The Vietnam War played a central role in William Colby’s life and work. The World War II OSS agent first went to Vietnam in 1956 as a young CIA agent. He was CIA station chief in Saigon from 1959-62, was deputy director of the CORDS program in 1968, and—most famously (or infamously)—ran the controversial Phoenix program in 1969. Colby headed the CIA’s Far East Division until he was named CIA director in 1973, a position he held until retiring in November of 1976.

In his 1989 book, Lost Victory: A First-Hand Account of America’s Sixteen-Year Involvement in the Vietnam War , Colby argued that the way to defeat the Viet Cong and North Vietnamese in Vietnam was not to send in large numbers of U.S. troops, but to help make the government of South Vietnam responsive to the needs of its people, thereby making the government an attractive alternative to the communists.

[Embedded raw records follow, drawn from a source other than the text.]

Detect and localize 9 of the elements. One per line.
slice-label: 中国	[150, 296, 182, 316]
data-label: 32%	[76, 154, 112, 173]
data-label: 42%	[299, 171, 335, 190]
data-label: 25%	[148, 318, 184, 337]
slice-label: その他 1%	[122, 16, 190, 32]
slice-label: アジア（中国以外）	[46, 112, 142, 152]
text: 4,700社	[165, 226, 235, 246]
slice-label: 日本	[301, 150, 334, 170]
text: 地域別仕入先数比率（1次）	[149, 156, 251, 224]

Among those interviewed in the film are former National Security Adviser Brent Scowcroft, the journalists Seymour Hersh (who broke the My Lai story) and Bob Woodward, and former Defence Secretaries Robert Gates and Donald Rumsfeld.

“In some ways, The Man Nobody Knew is a quintessential Washington spook story, ” Michael O’Sullivan said in his Washington Post review of the film, “told by a globe-trotting CIA brat who thought, for the longest time, that his father worked for the State Department.”